We are small and we have politics
Samstag, 3. Dezember 2016, 19 Uhr / Saturday 3rd December 7 pm
Re-claiming neutrality as a politics of de-colonisation, independence, peace and non-alignment with the powerful world empires, the lecture performance On Neutrality draws upon the active positioning of non-aligned and ‘third world countries’ gaining independence during the Cold War era. In contrast to the moral minimalist concept of neutrality as it is mobilized in liberal governmentalities, across art and politics, the project considers the rich variegated recent history of situated, politicised forms of neutrality concepts. This politicised history of neutrality concepts will be juxtaposed with the waves of depoliticising neutrality, including curatorial neutralisations of politics, which, aided and abetted by the humanitarian rhetorics of contemporary art, persist in attenuating institutional anxiety and agonistic possibilities of production in contexts of re-colonisation by multinational corporations.
On Neutrality was a part of Travelling Communiqué research and exhibition project (Museum of History of Yugoslavia, Belgrade, 2014) and Non Aligned Modernity book edition (Museum of Contemporary Art Belgrade, Serbian/English). The lecture performance was presented at Savvy Contemporary Berlin as part of the exhibition From Bandung to Berlin: If all of the moons aligned.
Rachel O’Reilly is an independent writer/artist, curator and researcher. She works on comparative aesthetic politics of governmentality, installation and language practices, and is a Seminar Leader at the Dutch Art Institute’s ‘How to Do Things with Theory’ program, presenting the course ‘At the Limits of the Writerly’. In 2013–14 she was in residence at the Jan van Eyck, developing The Gas Imaginary, an artistic research project on unconventional extraction. From 2004–08 she was a curator of the moving image at GoMA and the Asia Pacific Triennial. She has an MA in Media and Culture from the University of Amsterdam and writes with Danny Butt on artistic autonomy in settler colonial space.
Jelena Vesić is an independent curator, writer, editor, and lecturer. She was co-editor of Prelom—Journal of Images and Politics (2001–2010) and co-founder of the independent organization Prelom Kolektiv. Active in the field of publishing, research and exhibition practice that intertwines political theory and contemporary art, she is also co-editor of Red Thread journal and a member of editorial board of Art Margins. Vesić explores relations between art and ideology in the field of geopolitical art history writing, focusing on experimental art and exhibition practices of the 1960s and 1970s in former Yugoslavia and Eastern Europe. Jelena holds a PhD in Interdisciplinary studies from the University of Arts, Belgrade and is currently on a Goethe Fellowship at Haus der Kunst Munich.

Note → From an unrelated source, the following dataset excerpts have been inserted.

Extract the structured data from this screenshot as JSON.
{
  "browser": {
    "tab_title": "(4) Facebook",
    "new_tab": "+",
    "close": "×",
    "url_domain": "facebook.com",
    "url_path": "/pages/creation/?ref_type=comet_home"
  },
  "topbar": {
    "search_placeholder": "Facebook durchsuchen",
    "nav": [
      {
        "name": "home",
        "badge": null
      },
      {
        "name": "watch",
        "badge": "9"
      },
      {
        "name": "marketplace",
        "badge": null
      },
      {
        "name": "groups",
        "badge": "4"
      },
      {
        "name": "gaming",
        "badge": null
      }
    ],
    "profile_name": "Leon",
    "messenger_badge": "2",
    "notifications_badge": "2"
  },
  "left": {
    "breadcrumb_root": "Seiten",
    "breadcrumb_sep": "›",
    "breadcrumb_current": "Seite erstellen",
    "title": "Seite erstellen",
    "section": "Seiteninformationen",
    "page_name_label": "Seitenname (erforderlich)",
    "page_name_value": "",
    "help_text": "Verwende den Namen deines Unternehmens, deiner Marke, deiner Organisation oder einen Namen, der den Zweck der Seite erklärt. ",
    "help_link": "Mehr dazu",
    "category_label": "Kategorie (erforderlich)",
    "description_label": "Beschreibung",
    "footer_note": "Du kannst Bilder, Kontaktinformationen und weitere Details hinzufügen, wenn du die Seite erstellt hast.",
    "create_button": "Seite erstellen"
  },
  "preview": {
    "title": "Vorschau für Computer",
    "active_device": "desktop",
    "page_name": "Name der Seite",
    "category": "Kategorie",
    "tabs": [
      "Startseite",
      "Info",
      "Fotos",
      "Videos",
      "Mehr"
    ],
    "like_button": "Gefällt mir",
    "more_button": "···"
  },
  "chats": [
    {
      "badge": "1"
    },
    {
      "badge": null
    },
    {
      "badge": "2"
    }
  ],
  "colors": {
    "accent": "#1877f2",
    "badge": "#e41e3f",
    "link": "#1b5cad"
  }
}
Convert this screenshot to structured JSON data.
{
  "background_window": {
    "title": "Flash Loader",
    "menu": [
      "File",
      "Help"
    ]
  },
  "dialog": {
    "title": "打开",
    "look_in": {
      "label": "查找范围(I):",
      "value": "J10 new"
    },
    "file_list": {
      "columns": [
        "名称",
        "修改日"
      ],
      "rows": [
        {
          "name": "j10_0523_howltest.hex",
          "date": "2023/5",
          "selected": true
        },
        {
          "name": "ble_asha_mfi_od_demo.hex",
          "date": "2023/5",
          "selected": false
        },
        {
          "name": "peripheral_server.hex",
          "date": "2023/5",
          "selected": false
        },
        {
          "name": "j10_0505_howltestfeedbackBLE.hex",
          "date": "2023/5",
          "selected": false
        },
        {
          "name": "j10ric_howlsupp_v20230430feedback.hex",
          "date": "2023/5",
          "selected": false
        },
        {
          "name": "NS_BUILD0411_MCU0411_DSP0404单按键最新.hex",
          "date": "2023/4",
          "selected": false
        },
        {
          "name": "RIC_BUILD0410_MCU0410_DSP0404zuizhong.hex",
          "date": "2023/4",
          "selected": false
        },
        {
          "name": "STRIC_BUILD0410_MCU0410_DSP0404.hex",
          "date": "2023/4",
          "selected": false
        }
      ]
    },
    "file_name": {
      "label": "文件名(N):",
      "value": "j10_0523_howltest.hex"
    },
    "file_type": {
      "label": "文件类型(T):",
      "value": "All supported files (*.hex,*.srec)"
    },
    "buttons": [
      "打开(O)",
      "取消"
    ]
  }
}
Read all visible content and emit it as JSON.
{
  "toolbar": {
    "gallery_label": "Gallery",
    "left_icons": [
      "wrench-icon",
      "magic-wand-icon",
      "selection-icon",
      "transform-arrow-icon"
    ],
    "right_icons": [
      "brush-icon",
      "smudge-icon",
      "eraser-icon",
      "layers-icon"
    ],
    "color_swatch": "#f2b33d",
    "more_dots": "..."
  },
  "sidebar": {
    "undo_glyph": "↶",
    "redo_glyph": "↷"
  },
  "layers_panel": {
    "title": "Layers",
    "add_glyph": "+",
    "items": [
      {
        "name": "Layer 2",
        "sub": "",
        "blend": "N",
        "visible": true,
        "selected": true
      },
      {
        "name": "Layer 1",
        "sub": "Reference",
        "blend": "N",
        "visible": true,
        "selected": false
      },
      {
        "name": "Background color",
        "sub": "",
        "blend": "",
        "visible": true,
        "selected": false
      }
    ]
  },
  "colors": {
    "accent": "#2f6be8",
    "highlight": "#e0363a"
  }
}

Vladimir Jerić Vlidi is a media researcher, editor and author. Associated with various local initiatives he is or was a part of (Prelom Kolektiv, TEDx Belgrade, Reconstruction Women’s Fund, Darkwood Dub, Creative Commons Serbia and more). A member of the editorial board of Red Thread journal for social theory and author of a number of independent projects, Vlidi holds MA in Culture of Global Media from Faculty of Media and Communication, Belgrade. Currently engaged with research and production of critical texts and translations from the fields of media theory, social theory and artistic practice.